Black Phoebes are black above and white below and exhibit the characteristic phoebe tail-pumping and flycatching behavior. These lively flycatchers are usually found near water.
Despite the fact that Black Phoebes are tolerant of the presence of humans, I wasn't able to get very close to it, but I was able to crop my photos so that it is easily identifiable in them. I would have gotten more photos, but I was disturbed by a creepy bird-watcher who was quite literally creeping around the wetland paths like a stalking heron in super slow-motion. I had never seen anything quite like it before and decided to move on. I don't know why, but most of my weird bird-watching experiences have involved Black Phoebes.
I vividly remember seeing my first Black Phoebe.

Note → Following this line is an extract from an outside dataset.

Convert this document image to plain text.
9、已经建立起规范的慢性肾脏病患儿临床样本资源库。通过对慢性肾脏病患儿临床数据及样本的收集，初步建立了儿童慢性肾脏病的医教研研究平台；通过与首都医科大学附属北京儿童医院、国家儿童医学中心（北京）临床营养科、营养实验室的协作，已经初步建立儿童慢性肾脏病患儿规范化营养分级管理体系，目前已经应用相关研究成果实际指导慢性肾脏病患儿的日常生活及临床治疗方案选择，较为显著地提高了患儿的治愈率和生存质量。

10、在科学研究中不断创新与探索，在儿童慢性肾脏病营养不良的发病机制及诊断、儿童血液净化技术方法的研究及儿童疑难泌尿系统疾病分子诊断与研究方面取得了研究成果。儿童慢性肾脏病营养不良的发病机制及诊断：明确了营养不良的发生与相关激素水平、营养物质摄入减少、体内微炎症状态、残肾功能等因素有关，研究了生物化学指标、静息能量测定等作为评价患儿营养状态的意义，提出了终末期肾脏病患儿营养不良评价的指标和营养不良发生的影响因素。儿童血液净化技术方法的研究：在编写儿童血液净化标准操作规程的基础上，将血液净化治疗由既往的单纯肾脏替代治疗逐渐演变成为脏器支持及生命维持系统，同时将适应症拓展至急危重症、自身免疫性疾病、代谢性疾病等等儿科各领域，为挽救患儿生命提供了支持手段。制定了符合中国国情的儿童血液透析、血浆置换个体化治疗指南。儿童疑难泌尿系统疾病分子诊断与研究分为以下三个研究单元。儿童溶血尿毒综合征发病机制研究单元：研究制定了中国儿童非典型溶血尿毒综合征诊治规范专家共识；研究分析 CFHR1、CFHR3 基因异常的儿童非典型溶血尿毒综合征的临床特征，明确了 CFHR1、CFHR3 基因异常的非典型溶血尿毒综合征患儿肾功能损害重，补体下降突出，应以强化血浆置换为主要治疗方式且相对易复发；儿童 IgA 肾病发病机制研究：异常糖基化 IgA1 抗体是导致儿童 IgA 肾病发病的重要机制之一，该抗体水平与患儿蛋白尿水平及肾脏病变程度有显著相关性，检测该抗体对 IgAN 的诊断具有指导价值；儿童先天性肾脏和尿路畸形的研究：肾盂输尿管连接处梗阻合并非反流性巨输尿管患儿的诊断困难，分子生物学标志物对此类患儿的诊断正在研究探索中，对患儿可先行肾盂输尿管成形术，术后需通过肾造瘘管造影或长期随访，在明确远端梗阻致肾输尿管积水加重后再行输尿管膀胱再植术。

I had just moved to San Diego, California, and I was living in a dumpy beach cottage (more accurately described as a rat shack). One day, I was sitting on my deck bird-watching, when I saw a black and white bird fly by into my neighbor's yard. I quickly put my binoculars to my eyes and tried to find the bird in the binocular view. Instead, I just saw this strange beige thing moving around. I focused my binoculars on it and saw to my embarrassment that it was a naked man. It was my uninhibited neighbor taking a shower outside. I lowered my binoculars and saw him staring at me like I was a big pervert. I ran inside mortified. He must have thought that I was trying to get a super close-up view.
I later saw the black and white bird flycatching in my yard and identified it as a Black Phoebe.
When I moved to a different house in San Diego, a pair of Black Phoebes used the mud at the edge of my waterlily pond to build a nest on the side of my house. I used to like to sit outside and watch them, but I learned not to do so with my binoculars when the neighbor children were home. They caught me one day with the binoculars and chanted "Peeping Tom, Peeping Tom!" over the fence until I went inside. I was peeping, but only on birds!